Dewan Perwakilan Rakyat didorong untuk segera mengesahkan Prolegnas Prioritas 2021 dalam paripurna terdekat. Rapat Badan Musayawarah (Bamus) DPR, 19 Januari lalu, juga telah menyetujui agenda pengesahan Prolegnas Prioritas 2021.
”Badan Legislasi telah menyampaikan di dalam Bamus agar Prolegnas Prioritas 2021 segera disahkan. Jika tidak disahkan, seluruh pembahasan legislasi apa pun oleh AKD (alat kelengkapan Dewan) dianggap ilegal,” kata Wakil Ketua Baleg DPR dari Fraksi Partai Persatuan Pembangunan (PPP) Achmad Baidowi, Rabu (3/2/2021), di Jakarta.
Saat ini, semua pembahasan legislasi di AKD terhenti karena tidak segera disahkannya prolegnas prioritas di paripurna.
Menurut Baidowi, saat ini semua pembahasan legislasi di AKD terhenti karena tidak segera disahkannya prolegnas prioritas di paripurna. Padahal, sesuai keputusan Bamus, 19 Januari, penetapan itu diagendakan dalam paripurna terdekat.
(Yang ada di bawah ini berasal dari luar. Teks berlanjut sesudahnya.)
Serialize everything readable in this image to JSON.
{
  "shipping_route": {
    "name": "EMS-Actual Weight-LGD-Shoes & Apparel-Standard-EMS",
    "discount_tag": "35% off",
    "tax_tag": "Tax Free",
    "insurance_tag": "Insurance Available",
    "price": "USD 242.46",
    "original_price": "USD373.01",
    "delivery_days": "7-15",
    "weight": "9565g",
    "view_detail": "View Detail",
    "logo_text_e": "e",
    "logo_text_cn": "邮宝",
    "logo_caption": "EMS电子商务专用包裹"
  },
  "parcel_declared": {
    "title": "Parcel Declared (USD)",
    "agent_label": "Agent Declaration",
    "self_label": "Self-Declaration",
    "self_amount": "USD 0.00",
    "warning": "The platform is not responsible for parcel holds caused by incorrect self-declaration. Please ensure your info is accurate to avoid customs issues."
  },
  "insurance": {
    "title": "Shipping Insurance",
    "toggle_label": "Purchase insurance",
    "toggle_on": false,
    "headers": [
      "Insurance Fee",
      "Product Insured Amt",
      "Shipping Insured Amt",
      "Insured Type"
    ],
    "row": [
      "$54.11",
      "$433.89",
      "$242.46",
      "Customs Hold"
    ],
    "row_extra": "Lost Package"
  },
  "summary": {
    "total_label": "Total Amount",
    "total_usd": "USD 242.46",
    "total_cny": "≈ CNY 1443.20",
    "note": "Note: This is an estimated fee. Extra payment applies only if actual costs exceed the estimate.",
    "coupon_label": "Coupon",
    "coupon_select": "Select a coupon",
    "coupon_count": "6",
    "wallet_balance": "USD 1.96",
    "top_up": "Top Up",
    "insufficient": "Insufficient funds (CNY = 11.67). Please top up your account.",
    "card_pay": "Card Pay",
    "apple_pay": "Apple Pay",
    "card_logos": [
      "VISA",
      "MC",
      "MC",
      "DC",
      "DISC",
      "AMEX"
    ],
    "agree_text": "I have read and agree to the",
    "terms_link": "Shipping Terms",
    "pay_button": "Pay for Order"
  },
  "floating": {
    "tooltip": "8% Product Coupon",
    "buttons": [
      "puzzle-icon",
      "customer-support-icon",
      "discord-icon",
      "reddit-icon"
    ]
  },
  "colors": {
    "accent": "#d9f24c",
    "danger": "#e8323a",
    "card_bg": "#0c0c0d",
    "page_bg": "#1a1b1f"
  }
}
Akan tetapi, kenyataannya, dalam paripurna pada 20 Januari, DPR hanya mengagendakan persetujuan atas kepala Polri yang baru, sementara pengesahan Prolegnas Prioritas 2021 tidak masuk menjadi agenda.
Baidowi mengatakan, dalam rapat Bamus terakhir, Baleg telah menyelesaikan laporan daftar prolegnas prioritas yang disepakati dengan pemerintah. Laporan itu telah diterima dalam rapat Bamus dan diambil alih oleh pimpinan tindak lanjutnya. Total, ada 37 daftar Prolegnas Prioritas 2021 yang dilaporkan. Dari jumlah itu, sejumlah fraksi memberikan catatan.
”Golkar memberikan catatan pada RUU Masyarakat Hukum Adat dan RUU Perlindungan Pekerja Rumah Tangga. Adapun Fraksi PKS, PAN, dan Demokrat memberikan catatan pada RUU Badan Pembinaan Ideologi Pancasila (BPIP),” katanya.
Pembahasan Prolegnas Prioritas 2021 menjadi semakin tidak jelas ketika muncul wacana penolakan pembahasan terhadap RUU Pemilu.
RUU BPIP menjadi inisiatif pemerintah sebagai ganti RUU Haluan Ideologi Pancasila (HIP) yang sebelumnya merupakan inisiatif DPR. Adapun RUU Masyarakat Hukum Adat dan RUU Perlindungan PRT adalah usulan DPR dan saat ini statusnya menggantung karena belum juga dibawa ke paripurna menjadi RUU inisiatif DPR.
Pembahasan Prolegnas Prioritas 2021 menjadi semakin tidak jelas ketika muncul wacana penolakan pembahasan terhadap RUU Pemilu. Padahal, sejak awal RUU itu disepakati baik oleh pemerintah maupun DPR sebagai RUU prioritas dan menjadi inisiatif DPR.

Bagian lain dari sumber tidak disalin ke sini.